En attendant qu’elle retrouve son cœur de jeune fille, nous ne quittons pas le village. Et nous n’allons pas le regretter. Finalement les Equatoriens de la côte ressemblent un peu aux Bretons de la côte, en tous cas dans leur façon d’aborder les touristes. Au premier abord, ils sont sympathiques sans être chaleureux. Au bout d’une semaine, ils commencent à vous demander ce que vous pensez de l’endroit où ils sont nés, et qui est le plus bel endroit du monde. Et puis au quinzième jour, ils vous apprennent qu’ils ont une petite maison de famille dans la montagne. Et que si on veut, on peut aller y passer un jour ou deux pour découvrir « el bosque » (la forêt). Nous voyons la fin de notre séjour approcher à une vitesse affolante, et nous qui pensions nous ennuyer, voilà que si ça continue nous n’allons pas réussir à faire tout ce qu’on nous propose… Enfin nous verrons bien, la suite au prochain épisode !

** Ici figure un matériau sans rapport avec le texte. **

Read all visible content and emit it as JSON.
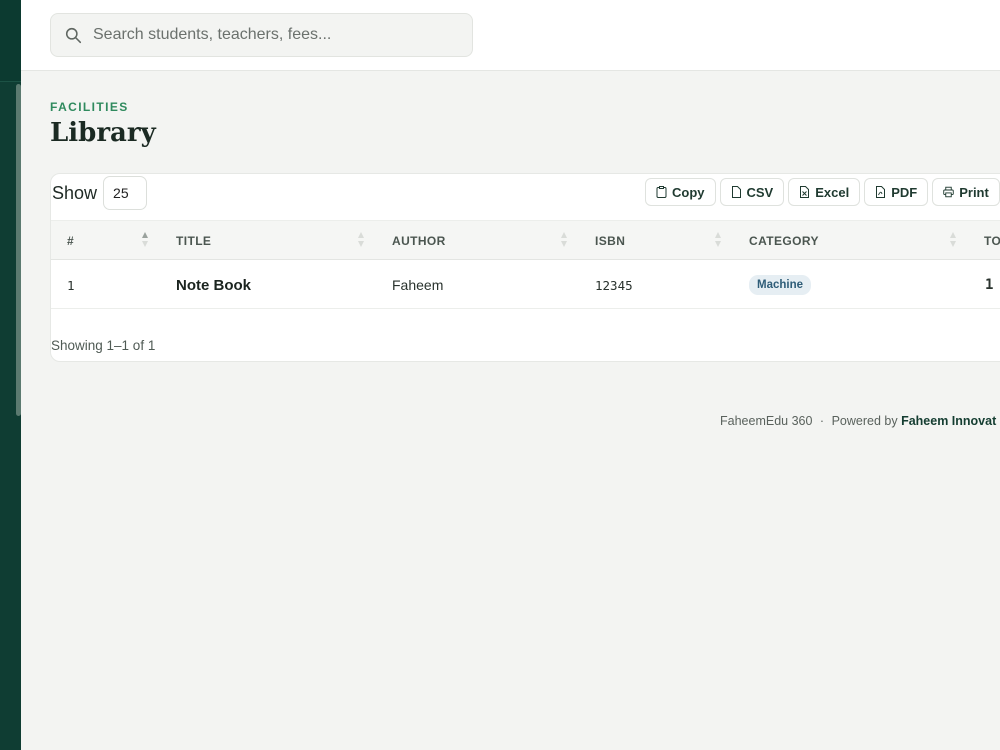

Peut-être aussi qu’on a juste eu un gros coup de chance de s’être arrêtés là, entourés de bonnes personnes qui prennent plaisir à discuter avec ces Français un peu « locos » (fous), qui font eux-mêmes l’école à leurs enfants (un truc impensable ici), tout en faisant le tour de l’Amérique du sud. Et qui semblent ne rien avoir d’autre à faire, le reste du temps, que de se balader en moto-taxi, ou à pied dans le village, au port, sur la plage, d’aller chez le coiffeur, au marché, à l’épicerie du coin, ou de papoter avec l’Indien qui tient la boutique ethnique sur le malecon. 



Et voilà que maintenant, depuis deux ou trois jours, on nous apprend qu’il y a des maisons et des terrains à vendre, et qu’on ne trouvera jamais un meilleur endroit pour s’installer… Anémone est partante à fond, déjà elle est sûre de revenir ici tous les ans, pour aider son copain Darwin (et son fils Mathias!) à tenir l’hôtel.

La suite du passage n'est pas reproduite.